Ved Mehta, an Indian-born writer best known for his multi-volume memoir, died in his home in New York on Saturday due to complications from Parkinson's disease, his wife Linn Cary Mehta said in a statement. He was 86.
Born in 1934 in Lahore, undivided India, Mehta was afflicted with blindness at the age of three due to cerebrospinal meningitis. His father, Amolak Ram Mehta, was determined to give him a decent education and sent him off to study in a school for the blind in Bombay (now Mumbai).
Later, Mehta was sent off to Dehra Dun, where he learned Braille reading and touch typing, a skill that enabled him to apply to colleges for the blind in the US. He was eventually accepted by one in Arkansas, where he went on to study, followed by stints at Oxford and Harvard. In 1961, at the age of 26, Mehta was hired as a staff for the New Yorker by William Shawn, one of the legendary editors of the magazine, who was impressed by Mehta's early autobiographical pieces.
In fact, memoir would become Mehta's chosen form for most of his writing life, even though he was equally adept at journalism and also known as a novelist.
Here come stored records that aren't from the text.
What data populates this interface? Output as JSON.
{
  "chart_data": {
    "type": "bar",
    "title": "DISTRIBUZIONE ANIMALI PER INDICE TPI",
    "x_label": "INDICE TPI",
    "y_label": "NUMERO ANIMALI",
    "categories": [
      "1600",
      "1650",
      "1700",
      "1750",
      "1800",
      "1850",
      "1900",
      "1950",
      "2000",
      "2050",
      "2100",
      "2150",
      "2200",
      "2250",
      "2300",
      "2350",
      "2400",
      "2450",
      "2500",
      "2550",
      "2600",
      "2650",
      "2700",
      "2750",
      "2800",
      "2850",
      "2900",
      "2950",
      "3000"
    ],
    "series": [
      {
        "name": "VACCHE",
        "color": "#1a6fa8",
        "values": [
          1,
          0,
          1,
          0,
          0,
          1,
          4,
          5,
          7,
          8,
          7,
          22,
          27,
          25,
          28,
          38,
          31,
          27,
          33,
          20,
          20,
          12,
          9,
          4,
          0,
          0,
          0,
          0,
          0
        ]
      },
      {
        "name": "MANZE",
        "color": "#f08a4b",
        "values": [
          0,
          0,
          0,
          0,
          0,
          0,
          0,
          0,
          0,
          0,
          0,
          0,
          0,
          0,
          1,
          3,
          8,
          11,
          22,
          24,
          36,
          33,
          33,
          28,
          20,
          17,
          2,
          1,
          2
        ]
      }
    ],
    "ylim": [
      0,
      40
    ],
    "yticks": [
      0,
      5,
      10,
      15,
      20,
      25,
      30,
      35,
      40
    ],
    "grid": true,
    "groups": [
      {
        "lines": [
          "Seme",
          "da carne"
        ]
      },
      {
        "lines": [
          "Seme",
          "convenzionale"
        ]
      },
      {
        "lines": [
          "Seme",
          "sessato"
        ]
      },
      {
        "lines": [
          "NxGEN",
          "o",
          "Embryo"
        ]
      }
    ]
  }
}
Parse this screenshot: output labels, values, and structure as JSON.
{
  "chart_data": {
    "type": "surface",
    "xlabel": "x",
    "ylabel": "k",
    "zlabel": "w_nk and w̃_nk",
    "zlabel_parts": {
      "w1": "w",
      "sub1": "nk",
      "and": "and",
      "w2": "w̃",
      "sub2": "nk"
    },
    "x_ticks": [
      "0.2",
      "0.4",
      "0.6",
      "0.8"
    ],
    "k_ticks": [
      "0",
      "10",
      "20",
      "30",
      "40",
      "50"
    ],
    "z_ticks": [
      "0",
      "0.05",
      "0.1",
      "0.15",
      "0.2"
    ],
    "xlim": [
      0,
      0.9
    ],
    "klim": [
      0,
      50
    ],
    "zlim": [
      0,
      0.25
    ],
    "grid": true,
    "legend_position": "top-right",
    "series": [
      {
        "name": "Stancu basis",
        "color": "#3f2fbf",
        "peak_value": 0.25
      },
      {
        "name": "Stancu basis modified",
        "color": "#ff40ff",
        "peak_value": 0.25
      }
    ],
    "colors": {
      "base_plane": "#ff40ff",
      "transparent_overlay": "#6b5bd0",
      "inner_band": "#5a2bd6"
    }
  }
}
His first book, Face to Face (1957), explored his struggles with blindness, which would become an abiding theme of his work. He drew luminous portraits of Indian life in books like Walking the Indian Streets (1959) and Portrait of India (1970). In his 12-volume memoir Continents of Exile, published between 1972 and 2004, he wrote about his early life in India, his parents, relatives and the political landscape of the country since independence and Partition.
Although Mehta's prose was acclaimed internationally, especially for bringing India close to American readers, it was also criticised for being intensely self-indulgent, if not dull. Shawn, one of his early mentors, thought otherwise. "He writes about serious matters without solemnity, about scholarly matter without pedantry, about obscure matters without obscurity," he said about Mehta. Later editors of New Yorker, like Tina Brown, begged to differ; Mehta was fired after she took over the magazine in 1994.
Author of over two dozen books, Mehta was also accused of being misogynistic and patrician. The late Norman Mailer doubted his blindness, threatening to punch him into admitting that it was only an act—he never did. In spite of his see-sawing reputation, Mehta's devotion to his craft remained undiminished. He dictated his drafts to (mostly women) assistants (Spy magazine described them as "Vedettes" in an article in 1989) and is believed to have revised his books and articles often over a hundred times before publication.
Mehta had a deep impact on generations of writers and reporters, especially on those who, like him, moved abroad and lived in exile (he became an American citizen in 1975 and was granted the MacArthur 'genius' grant in 1982). In a tribute to Mehta on Twitter, writer Amitava Kumar recalled reading him as a student in Delhi. "He taught me to write about our own streets," Kumar wrote.
I was enrolled as a B.A. student in Political Science at Hindu College in the 1980s. Instead of going to my classes, I got off the bus at the Sahitya Akademi library and read writers like #VedMehta. He taught me to write about our own streets.
— Amitava Kumar (@amitavakumar) January 11, 2021
Mehta is survived by his wife and two daughters, Sage Mehta Robinson, who is a writer herself, and Dr Natasha Mehta.